音乐节已经是当代青年文化的一个重要内容,我们没有伍德斯托克的原因,其实只是因为我们根本还没有青年文化。


“脑浊乐队”在二〇〇二年迷笛音乐节上


“让我们一起飞吧。”“舌头”乐队在雪山音乐节上如是说,意思是,你可以加入这个正在超越现实的行动,你可以暂时或永远地抛弃枷锁,你可以做一个你一直都想做的人,更重要的是,我们可以毫无理由地相互信任着,一起超越。

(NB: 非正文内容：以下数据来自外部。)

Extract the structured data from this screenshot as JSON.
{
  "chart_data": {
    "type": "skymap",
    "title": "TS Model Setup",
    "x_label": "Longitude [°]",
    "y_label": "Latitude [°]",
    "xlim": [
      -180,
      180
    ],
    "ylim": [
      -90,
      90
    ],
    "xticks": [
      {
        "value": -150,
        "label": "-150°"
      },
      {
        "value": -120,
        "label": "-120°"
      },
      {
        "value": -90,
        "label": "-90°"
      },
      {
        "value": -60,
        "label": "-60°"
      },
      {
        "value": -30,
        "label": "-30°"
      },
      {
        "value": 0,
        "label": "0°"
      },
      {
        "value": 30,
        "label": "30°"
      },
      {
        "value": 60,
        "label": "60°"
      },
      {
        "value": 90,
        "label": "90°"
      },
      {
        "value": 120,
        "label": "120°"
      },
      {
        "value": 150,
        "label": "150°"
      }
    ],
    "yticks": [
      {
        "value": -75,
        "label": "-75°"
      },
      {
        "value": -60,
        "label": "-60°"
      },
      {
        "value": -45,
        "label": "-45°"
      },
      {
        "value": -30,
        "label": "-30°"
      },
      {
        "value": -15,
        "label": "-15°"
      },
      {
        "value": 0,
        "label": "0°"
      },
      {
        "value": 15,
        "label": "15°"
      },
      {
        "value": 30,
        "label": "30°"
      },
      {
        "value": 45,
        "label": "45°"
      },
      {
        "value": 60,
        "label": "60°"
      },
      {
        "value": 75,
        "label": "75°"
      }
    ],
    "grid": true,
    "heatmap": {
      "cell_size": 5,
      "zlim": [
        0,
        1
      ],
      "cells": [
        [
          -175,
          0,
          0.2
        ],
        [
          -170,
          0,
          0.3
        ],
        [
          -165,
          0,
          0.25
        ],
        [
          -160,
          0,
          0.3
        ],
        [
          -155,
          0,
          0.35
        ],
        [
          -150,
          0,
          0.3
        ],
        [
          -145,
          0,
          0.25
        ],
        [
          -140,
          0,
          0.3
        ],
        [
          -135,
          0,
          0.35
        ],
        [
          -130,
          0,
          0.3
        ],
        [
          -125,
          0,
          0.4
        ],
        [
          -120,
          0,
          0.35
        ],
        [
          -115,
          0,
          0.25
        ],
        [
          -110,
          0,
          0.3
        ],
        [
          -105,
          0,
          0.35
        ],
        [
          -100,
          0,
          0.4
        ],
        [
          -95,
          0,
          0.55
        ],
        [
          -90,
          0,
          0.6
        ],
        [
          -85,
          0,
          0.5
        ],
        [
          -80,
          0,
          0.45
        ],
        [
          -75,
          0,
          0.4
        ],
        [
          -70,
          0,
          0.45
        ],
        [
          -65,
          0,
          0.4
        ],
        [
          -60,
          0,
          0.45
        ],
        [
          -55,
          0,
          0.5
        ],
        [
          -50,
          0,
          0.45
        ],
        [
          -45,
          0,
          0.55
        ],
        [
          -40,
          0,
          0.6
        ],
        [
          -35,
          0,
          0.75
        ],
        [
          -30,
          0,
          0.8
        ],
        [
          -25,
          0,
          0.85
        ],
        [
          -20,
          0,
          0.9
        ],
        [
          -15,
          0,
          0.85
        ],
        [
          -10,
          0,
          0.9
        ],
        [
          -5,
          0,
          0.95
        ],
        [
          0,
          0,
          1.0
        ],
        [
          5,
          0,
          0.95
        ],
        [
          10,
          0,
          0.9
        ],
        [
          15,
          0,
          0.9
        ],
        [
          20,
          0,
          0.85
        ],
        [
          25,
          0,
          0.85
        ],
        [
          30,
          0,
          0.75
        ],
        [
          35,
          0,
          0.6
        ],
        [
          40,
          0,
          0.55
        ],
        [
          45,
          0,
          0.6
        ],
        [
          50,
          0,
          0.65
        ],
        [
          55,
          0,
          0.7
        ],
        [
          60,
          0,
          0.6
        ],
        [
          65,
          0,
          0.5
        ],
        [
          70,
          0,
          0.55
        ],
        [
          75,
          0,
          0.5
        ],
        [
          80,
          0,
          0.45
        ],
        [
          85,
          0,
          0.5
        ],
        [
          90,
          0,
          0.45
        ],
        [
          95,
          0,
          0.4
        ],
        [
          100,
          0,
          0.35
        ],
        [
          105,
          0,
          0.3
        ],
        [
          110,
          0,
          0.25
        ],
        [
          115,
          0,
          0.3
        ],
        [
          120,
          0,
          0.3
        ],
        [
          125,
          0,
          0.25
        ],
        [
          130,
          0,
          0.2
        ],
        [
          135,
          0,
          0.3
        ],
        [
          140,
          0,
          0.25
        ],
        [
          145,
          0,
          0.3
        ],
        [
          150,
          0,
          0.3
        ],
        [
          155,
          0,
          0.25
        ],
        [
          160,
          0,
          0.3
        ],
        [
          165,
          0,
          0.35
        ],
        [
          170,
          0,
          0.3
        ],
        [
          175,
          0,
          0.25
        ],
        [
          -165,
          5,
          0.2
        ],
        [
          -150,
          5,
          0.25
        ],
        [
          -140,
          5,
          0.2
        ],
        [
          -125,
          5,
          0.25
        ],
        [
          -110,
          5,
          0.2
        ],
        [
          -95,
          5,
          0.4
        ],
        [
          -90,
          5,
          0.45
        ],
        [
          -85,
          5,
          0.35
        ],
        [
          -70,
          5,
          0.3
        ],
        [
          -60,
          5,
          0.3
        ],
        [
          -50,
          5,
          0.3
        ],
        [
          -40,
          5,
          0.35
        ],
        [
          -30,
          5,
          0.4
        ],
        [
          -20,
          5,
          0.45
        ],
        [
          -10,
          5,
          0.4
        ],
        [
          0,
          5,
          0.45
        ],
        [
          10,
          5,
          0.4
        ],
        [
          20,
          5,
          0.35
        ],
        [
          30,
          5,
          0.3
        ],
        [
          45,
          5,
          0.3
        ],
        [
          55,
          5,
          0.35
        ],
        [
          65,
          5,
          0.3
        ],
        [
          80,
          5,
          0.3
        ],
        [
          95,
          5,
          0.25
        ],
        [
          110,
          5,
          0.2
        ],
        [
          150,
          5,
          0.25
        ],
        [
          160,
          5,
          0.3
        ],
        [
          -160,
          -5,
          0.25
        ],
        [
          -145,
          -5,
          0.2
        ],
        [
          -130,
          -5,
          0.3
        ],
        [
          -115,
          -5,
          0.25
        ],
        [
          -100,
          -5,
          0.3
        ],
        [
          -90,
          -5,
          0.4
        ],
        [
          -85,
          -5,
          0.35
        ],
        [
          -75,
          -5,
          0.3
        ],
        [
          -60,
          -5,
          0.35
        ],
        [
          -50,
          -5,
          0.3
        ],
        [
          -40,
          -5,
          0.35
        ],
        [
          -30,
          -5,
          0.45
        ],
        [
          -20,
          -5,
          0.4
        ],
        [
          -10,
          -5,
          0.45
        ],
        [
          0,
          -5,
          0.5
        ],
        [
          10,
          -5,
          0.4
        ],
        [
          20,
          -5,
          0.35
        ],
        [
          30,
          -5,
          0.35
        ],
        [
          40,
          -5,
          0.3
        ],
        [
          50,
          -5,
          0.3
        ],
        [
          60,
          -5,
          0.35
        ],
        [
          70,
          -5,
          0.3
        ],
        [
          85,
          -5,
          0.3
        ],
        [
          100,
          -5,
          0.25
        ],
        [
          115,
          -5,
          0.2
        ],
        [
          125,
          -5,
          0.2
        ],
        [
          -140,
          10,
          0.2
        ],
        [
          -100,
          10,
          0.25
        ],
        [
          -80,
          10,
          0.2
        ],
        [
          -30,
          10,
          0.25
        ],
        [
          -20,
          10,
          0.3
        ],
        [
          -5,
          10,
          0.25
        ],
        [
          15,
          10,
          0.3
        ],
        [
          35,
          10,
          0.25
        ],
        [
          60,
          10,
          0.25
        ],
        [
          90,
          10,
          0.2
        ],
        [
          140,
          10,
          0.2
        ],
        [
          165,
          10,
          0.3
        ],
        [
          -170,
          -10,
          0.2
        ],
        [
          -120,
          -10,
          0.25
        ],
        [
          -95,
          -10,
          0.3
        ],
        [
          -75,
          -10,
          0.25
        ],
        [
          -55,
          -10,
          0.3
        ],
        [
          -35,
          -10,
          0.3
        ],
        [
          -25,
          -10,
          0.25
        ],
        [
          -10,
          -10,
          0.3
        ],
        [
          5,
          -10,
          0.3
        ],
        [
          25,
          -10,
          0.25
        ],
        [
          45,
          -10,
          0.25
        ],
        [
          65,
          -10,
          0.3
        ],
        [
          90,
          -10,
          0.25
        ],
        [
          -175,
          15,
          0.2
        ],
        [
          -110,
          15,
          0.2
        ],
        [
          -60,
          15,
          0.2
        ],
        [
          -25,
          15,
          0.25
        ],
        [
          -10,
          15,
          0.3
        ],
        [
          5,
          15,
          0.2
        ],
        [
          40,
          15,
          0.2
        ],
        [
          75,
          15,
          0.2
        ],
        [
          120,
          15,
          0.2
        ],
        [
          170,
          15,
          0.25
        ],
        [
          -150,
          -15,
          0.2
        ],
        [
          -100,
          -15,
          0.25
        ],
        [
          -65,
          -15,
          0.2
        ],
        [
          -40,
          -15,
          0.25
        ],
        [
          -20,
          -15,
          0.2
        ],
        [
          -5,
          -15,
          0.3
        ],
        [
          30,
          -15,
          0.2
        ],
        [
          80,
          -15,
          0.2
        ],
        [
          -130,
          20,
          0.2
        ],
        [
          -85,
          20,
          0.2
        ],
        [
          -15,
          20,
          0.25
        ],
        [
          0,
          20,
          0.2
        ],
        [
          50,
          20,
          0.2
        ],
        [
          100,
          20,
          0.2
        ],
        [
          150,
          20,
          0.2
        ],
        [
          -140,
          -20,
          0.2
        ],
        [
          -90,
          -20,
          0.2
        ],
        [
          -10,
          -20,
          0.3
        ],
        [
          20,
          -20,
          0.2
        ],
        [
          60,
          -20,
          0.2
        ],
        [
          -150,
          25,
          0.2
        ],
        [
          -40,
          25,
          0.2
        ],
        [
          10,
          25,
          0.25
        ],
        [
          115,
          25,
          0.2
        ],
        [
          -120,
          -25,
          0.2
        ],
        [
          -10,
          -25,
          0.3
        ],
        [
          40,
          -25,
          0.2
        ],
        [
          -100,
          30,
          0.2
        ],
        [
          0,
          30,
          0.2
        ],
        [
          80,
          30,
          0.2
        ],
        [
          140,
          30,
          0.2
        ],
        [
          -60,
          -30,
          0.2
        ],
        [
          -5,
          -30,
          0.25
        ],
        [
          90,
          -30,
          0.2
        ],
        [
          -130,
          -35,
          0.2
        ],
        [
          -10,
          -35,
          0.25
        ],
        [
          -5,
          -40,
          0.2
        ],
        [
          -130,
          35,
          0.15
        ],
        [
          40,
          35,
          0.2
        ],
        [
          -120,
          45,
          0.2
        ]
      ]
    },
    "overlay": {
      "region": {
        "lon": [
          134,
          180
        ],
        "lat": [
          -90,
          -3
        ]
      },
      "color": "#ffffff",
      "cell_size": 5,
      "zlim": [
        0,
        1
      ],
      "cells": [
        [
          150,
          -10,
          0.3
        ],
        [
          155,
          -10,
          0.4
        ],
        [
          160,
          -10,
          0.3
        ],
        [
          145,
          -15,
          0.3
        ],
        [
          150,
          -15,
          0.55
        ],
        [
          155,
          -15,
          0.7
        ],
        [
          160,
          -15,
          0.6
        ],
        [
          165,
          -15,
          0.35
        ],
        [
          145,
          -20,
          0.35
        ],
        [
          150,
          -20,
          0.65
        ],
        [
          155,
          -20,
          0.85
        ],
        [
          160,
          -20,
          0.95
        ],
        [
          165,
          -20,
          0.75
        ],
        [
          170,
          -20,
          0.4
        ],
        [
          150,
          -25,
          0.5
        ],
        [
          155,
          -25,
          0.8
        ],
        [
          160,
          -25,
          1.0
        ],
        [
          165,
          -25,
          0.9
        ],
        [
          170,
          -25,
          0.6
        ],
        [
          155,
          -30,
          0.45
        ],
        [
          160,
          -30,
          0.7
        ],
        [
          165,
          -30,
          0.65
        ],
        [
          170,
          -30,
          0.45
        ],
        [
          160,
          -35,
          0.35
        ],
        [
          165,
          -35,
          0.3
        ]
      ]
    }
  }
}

摇滚乐让人们激动,这是真的,但在中国,它主要还是让人们通过想像来激动。人们并不真的了解摇滚乐,也不见得愿意去了解——对别的事情也一样,毛病都是惯出来的,我们已经适应了被谎言和垃圾食品所养殖的生活——人们愿意阅读摇滚乐报道和评论,也愿意在网络上参加中国摇滚向何处去的讨论,但要改变自己的审美、品位、习惯和生活态度,那又谈何容易。


而这,就是中国摇滚乐仍然保持了罕见的愤怒、原始的冲动的一个主要原因。等公众不再叶公好龙,也开始把摇滚乐当作日常娱乐方式的时候,这种单纯的情感,也就越来越稀有了。这个矛盾是永远不会被平衡的,摇滚乐因此艰辛、危险,也因此充满奇迹。


让我们走着瞧吧。


作者简介:颜峻,乐手,诗人。主要从事即兴音乐、实验电子乐、田野录音和声音艺术,也是著名的乐评人。撒把芥末(Sub Jam,前期名为铁托)厂牌的创办者,FEN 乐队、茶博士乐队和即兴委员会成员。